Hour by Hour PM2.5 Mapping Using Geostationary Satellites

This study estimates ground-level fine particulate matter (PM_2.5) concentrations using geostationary satellites-derived Aerosol Optical Depth (AOD) and radiance measurements and meteorological parameters from the High-Resolution Rapid Refresh (HRRR) model, with AirNow PM_2.5 measurements over the contiguous United States (CONUS). A Deep Neural Network (DNN) was adopted and compared with other machine learning (ML) models (i.e., Random Forest and Light Gradient-Boosting Machine) to estimate surface PM_2.5 concentrations. The DNN model (without the tropospheric emissions: monitoring of pollution (TEMPO); 1 year) estimated PM_2.5 with an interquartile range (IQR) of 4.32 μg/m³, and outperformed ML models, with up to 44.68% better index of agreement (IOA) and 45.28% smaller relative root-mean-square error (rRMSE), particularly in high PM_2.5 cases. The hourly estimated PM_2.5 closely matched the observed PM_2.5 in both temporal trend and spatial distribution across the eastern CONUS. ML modeling was further enhanced to include TEMPO Level 1b (L1b) data.

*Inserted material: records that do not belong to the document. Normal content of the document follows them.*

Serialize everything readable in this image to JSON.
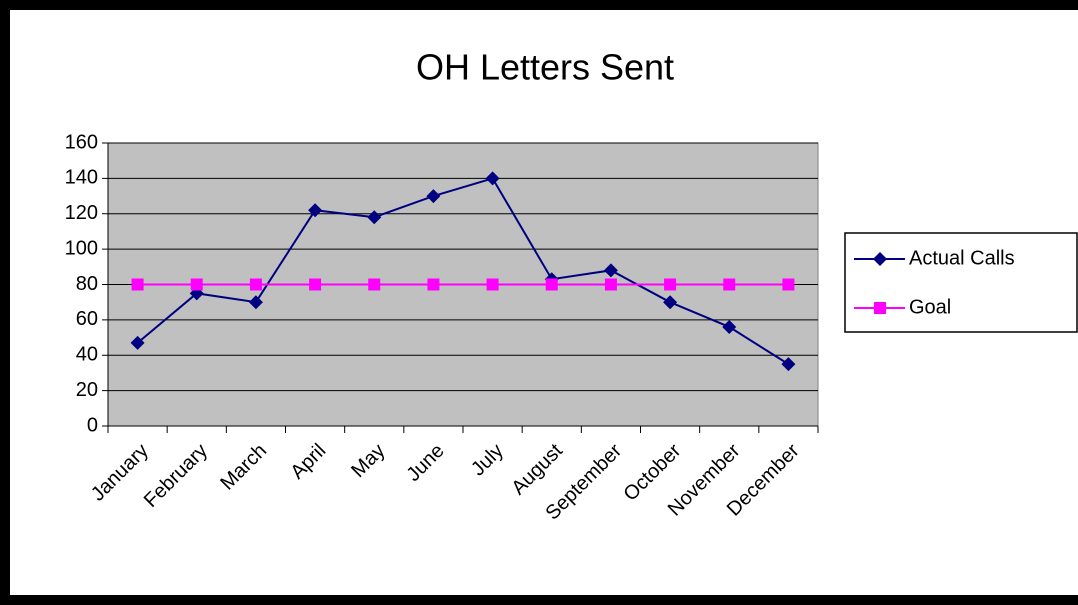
{
  "chart_data": {
    "type": "line",
    "title": "OH Letters Sent",
    "categories": [
      "January",
      "February",
      "March",
      "April",
      "May",
      "June",
      "July",
      "August",
      "September",
      "October",
      "November",
      "December"
    ],
    "series": [
      {
        "name": "Actual Calls",
        "color": "#000080",
        "marker": "diamond",
        "values": [
          47,
          75,
          70,
          122,
          118,
          130,
          140,
          83,
          88,
          70,
          56,
          35
        ]
      },
      {
        "name": "Goal",
        "color": "#ff00ff",
        "marker": "square",
        "values": [
          80,
          80,
          80,
          80,
          80,
          80,
          80,
          80,
          80,
          80,
          80,
          80
        ]
      }
    ],
    "ylim": [
      0,
      160
    ],
    "yticks": [
      0,
      20,
      40,
      60,
      80,
      100,
      120,
      140,
      160
    ],
    "grid": true,
    "legend": "right"
  }
}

The DNN model with TEMPO improved performance, with an 8% higher R² and a 25% lower rRMSE than the DNN model without TEMPO. The more significant improvement was seen during high smoke events using the TEMPO data. For the first time, we demonstrate the use of TEMPO L1b spectrally resolved radiances data to capture high PM_2.5 concentrations during the wildfire events, enhancing our understanding of PM_2.5 dynamics. This study provides a framework to integrate data from multiple geostationary satellites with HRRR model outputs to estimate surface air quality at high temporal resolution.

This study provides enhanced PM_2.5 monitoring estimated through deep neural networks, particularly during wildfire events, and supporting public health responses.